The data of close to 1.3 million Clubhouse users have been posted to a hacker forum, but the company denied claims of any hacking, and suggested that the data was publicly available information.
But coming on the back of data leak at Facebook and LinkedIn, in which a collective total of over one billion profiles were hacked, this leak at Clubhouse does give room for fear among users.
But the company is putting a brave front. Clubhouse called reports that it was hacked as “misleading and false.”
“Clubhouse has not been breached or hacked. The data referred to is all public profile information from our app, which anyone can access via the app or our API,” the company claimed.
What was the leak?
This is misleading and false. Clubhouse has not been breached or hacked. The data referred to is all public profile information from our app, which anyone can access via the app or our API. https://t.co/I1OfPyc0BoApril 11, 2021
The info in the SQL database covers a bunch of personal information.
The leaked database from Clubhouse is said to contain, among others: User ID, name, photo URL, username, Twitter handle, Instagram handle, number of followers, number of people followed by the user.
Much of these details could, anyway, be publicly accessed.
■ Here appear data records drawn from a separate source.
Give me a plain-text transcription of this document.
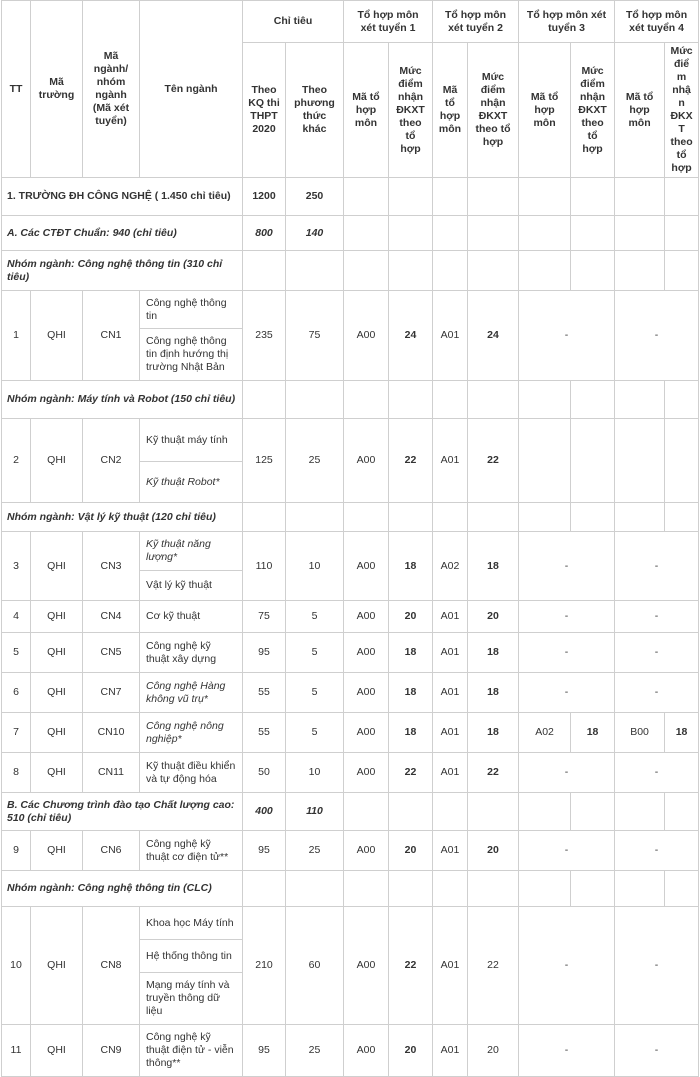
TT	Mã trường	Mã ngành/ nhóm ngành (Mã xét tuyển)	Tên ngành	Chỉ tiêu		Tổ hợp môn xét tuyển 1		Tổ hợp môn xét tuyển 2		Tổ hợp môn xét tuyển 3		Tổ hợp môn xét tuyển 4	
				Theo KQ thi THPT 2020	Theo phương thức khác	Mã tổ hợp môn	Mức điểm nhận ĐKXT theo tổ hợp	Mã tổ hợp môn	Mức điểm nhận ĐKXT theo tổ hợp	Mã tổ hợp môn	Mức điểm nhận ĐKXT theo tổ hợp	Mã tổ hợp môn	Mức điểm nhận ĐKXT theo tổ hợp
1. TRƯỜNG ĐH CÔNG NGHỆ ( 1.450 chỉ tiêu)				1200	250								
A. Các CTĐT Chuẩn: 940 (chỉ tiêu)				800	140								
Nhóm ngành: Công nghệ thông tin (310 chỉ tiêu)													
1	QHI	CN1	Công nghệ thông tin	235	75	A00	24	A01	24	-		-	
			Công nghệ thông tin định hướng thị trường Nhật Bản										
Nhóm ngành: Máy tính và Robot (150 chỉ tiêu)													
2	QHI	CN2	Kỹ thuật máy tính	125	25	A00	22	A01	22				
			Kỹ thuật Robot*										
Nhóm ngành: Vật lý kỹ thuật (120 chỉ tiêu)													
3	QHI	CN3	Kỹ thuật năng lượng*	110	10	A00	18	A02	18	-		-	
			Vật lý kỹ thuật										
4	QHI	CN4	Cơ kỹ thuật	75	5	A00	20	A01	20	-		-	
5	QHI	CN5	Công nghệ kỹ thuật xây dựng	95	5	A00	18	A01	18	-		-	
6	QHI	CN7	Công nghệ Hàng không vũ trụ*	55	5	A00	18	A01	18	-		-	
7	QHI	CN10	Công nghệ nông nghiệp*	55	5	A00	18	A01	18	A02	18	B00	18
8	QHI	CN11	Kỹ thuật điều khiển và tự động hóa	50	10	A00	22	A01	22	-		-	
B. Các Chương trình đào tạo Chất lượng cao: 510 (chỉ tiêu)				400	110								
9	QHI	CN6	Công nghệ kỹ thuật cơ điện tử**	95	25	A00	20	A01	20	-		-	
Nhóm ngành: Công nghệ thông tin (CLC)													
10	QHI	CN8	Khoa học Máy tính	210	60	A00	22	A01	22	-		-	
			Hệ thống thông tin										
			Mạng máy tính và truyền thông dữ liệu										
11	QHI	CN9	Công nghệ kỹ thuật điện tử - viễn thông**	95	25	A00	20	A01	20	-		-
So the claim from Clubhouse here is that it doesn’t include sensitive information such as a password or an email address, which could be more damaging.
The leak is the latest in a string of attacks where hackers scrape data from major services and dump them for open public viewing. Recently, a cache of 500 million LinkedIn profiles were shared in the same way. Before that it was Facebook that bore the brunt.
Can’t take Clubhouse scrape easy
This is not the only security scare at Clubhouse. Earlier this year, Clubhouse upgraded its security over concerns malafide actors in China could potentially spy on users.
Analysts warn that details from leaked SQL database can be combined with other data breaches, and detailed profiles of potential victims can be created. Worse, the hackers can pull off phishing and social engineering attacks or even commit identity theft.
Clubhouse users, in general, have been advised to avoid suspicious messages and connection requests from strangers. They can also reset the password of their account as a matter of safety.